Для отчёта требуется подойти напрямую к капитану, но оглядев окружение,
Бишоп невольно поджимает губы: справа от командира Ханджи стоит не кто иной, как Леви; с флегматичным выражением лица слушает очередную байку от Дункана. Ханджи, напротив, смеётся, подпихивая Аккермана в плечо, будто пытаясь расшевелить друга.Кaта на мгновение замирает. Глубоко в душе маятник, отвечающий за решения, колеблется и трагически замирает. Одна чаша весов взлетает вверх, оставляя её лицом к лицу с окончательным выбором. Рефлекторно оправив складки мокрой ткани, Катрина направляется к офицерскому собранию. Хоть Зое и командир, но всё же отряд Дункана относится к группе Смита, поэтому общий церемониал Кaта решает опустить и, хлёстко стукнув каблуками, прижимает кулак к сердцу, отдавая честь:
– Капитан Дункан, по вашему приказу отряд готов к дальнейшим распоряжениям.
– Вольно, Бишоп, – отмахивается капитан. Он небрежно шарится по карманам и наконец вручает ей бумагу на их тренировочное обмундирование. – Веди всех к снабженцам и проследи за сдачей УПМ. После – все свободны. – Дункан вдруг хитро косится на Леви. – Может быть, вам есть что добавить, капитан?
Аккерман отвечает сухо:
– Нет. Нечего, – Кaта встречается с ним взглядом и внутренне вздрагивает, замечая то же холодное выражение, что с минуту назад было адресовано Дункану и Ханджи.

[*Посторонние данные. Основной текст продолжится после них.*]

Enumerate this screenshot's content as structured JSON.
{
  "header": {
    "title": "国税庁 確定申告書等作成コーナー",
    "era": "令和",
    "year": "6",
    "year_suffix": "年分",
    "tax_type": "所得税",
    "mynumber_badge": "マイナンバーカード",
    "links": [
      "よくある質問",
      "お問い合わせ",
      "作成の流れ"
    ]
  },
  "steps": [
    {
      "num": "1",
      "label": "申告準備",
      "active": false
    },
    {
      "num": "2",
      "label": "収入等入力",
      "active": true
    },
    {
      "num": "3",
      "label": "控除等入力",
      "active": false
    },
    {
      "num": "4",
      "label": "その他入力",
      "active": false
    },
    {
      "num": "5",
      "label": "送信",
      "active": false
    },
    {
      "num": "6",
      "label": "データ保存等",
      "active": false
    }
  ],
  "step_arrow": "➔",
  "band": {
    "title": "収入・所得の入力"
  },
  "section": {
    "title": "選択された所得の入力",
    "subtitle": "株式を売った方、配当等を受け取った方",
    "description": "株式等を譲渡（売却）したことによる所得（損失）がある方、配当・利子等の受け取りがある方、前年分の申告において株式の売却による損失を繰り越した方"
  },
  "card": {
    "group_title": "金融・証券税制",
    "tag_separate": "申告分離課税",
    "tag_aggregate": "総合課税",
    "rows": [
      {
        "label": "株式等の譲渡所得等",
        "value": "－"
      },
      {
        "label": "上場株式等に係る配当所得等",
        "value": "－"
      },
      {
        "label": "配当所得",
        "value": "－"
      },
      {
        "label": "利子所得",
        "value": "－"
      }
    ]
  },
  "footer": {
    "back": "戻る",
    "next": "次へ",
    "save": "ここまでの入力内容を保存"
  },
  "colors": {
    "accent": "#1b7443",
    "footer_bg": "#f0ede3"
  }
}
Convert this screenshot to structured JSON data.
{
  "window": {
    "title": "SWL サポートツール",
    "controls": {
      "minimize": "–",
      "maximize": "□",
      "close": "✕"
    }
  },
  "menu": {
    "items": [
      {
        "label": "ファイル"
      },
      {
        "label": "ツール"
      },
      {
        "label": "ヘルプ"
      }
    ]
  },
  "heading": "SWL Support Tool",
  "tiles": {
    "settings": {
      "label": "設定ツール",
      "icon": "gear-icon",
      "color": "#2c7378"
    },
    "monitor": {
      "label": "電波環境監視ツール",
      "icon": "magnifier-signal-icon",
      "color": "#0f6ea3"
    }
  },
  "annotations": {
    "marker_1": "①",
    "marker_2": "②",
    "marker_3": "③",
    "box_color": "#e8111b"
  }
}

“Стало быть, вот так это происходит?” – невольно спрашивает она себя. Кажется, будто бы он в её сторону добровольно смотреть не хочет больше, одну кровать делить отказывается и завтракает один, избегая её. Катрина чувствует, будто их отношения ускользают из её пальцев, словно песок полигона. Голова полнится не прошенными вопросами. Как так получилось, что они отдалились так быстро? Может, лейтенант сама себе всё выдумала и додумала, а его слова о любви не были искренни? Неужели возможно разлюбить только из-за сервиза? И разве ей действительно так важен этот сервиз?..
Слюна предательски становится вязче, а во рту пересыхает – отчаянно хочется сглотнуть; Катрина напрягает ладони, не позволяя себе сжать их в кулаки и сбросить напряжение – всё это равносильно вывешенному белому флагу. Такого удовольствия она ему не предоставит.

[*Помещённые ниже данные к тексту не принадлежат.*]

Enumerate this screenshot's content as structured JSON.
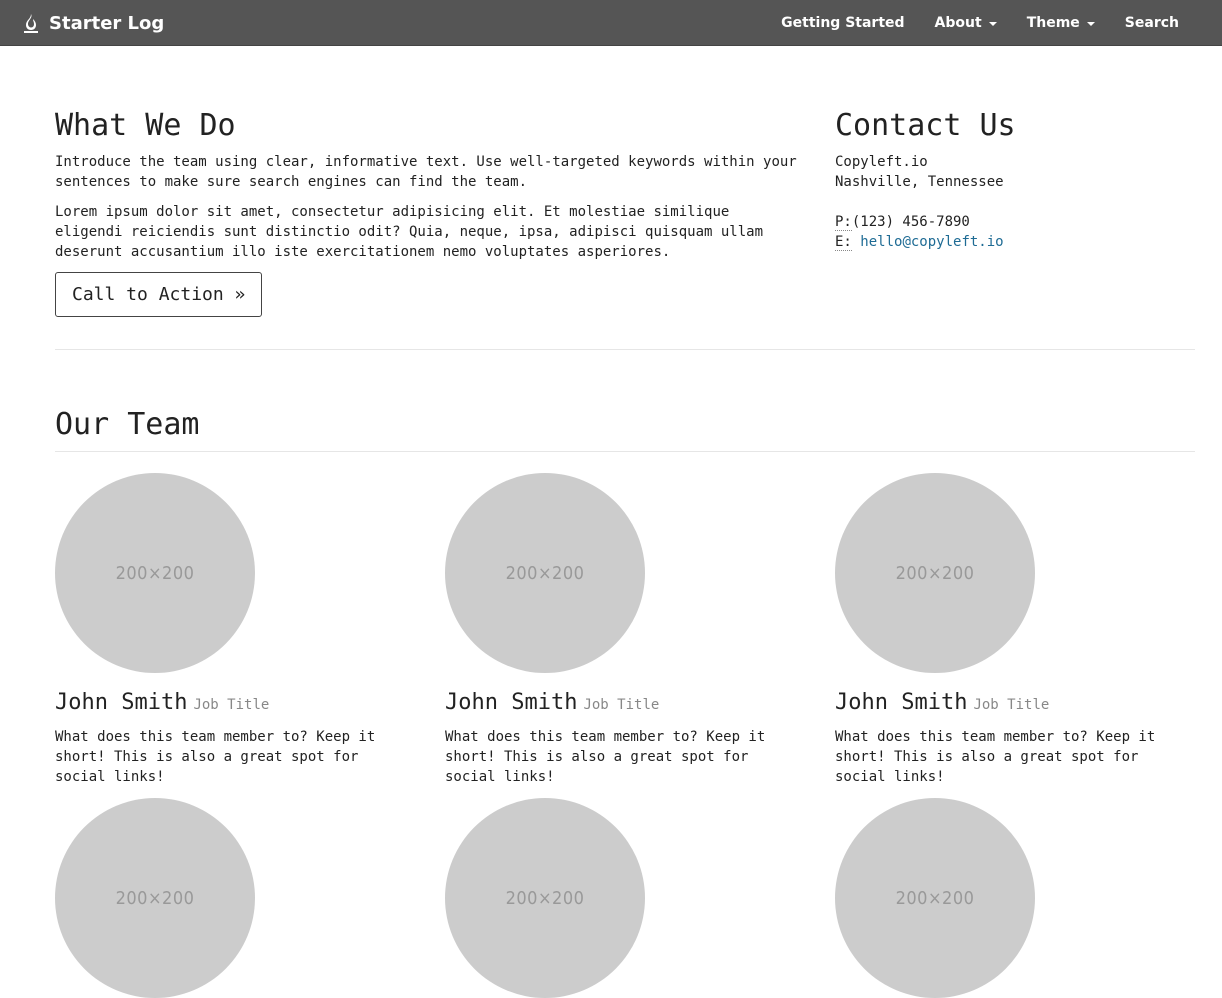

Дункан тем временем упорствует, явно положив целью вогнать хоть кого-нибудь в краску. После их с Леви раскрытия перед корпусом почему-то многие считали своим долгом пустить в них шпильку.
– Быть может, хотите сообщить своей ненаглядной, когда вернётесь в гнездышко?
Аккерман даже в лице не меняется. И безразличие ранит сильнее презрения.
– Сегодня у меня сверхурочные, полагаю, я буду сидеть за бумагами до сна в кресле кабинета…
Ханджи снова пихает его в плечо:
– Ну, Леви, что ты как безэмоциональная кукла на шарнирах, во-первых, ненормированный, урывистый и короткий сон – это невероятно вредно, а во-вторых…
Кaта перестаёт слышать, что говорит командир, указывая в её сторону. Быть может, говорит о важности эмоционального интеллекта, а, быть может, уже рассказывает весёлую и познавательную историю, как на прошлой экспедиции они пытались поймать титана живьём. Воздух давит и нещадно холодеет, отгораживая некогда милующихся пропастью, что будто и не пересечёшь.
Катрина почти что раскрывает губы, в отчаянном желании сказать Леви хоть что-то, но выражение его голубо-серых глаз сбивает с неё смелость. Сглотнув, она оглядывается на Дункана:
– Капитан, разрешите идти.
Это становится последней каплей для шаткого равновесия. Бишоп презирала трусость, а сейчас отступила. Хвост поджала, побежала. Весь путь до склада она хмурится, внутренне коря, что не высказала всё накипевшее прямо Леви в лицо. Пусть бы это стало сценой, учитывая людность полигона, присутствие Ханджи и Дункана, но хотя бы сейчас Кaта не терзалась бы от разочарования в себе.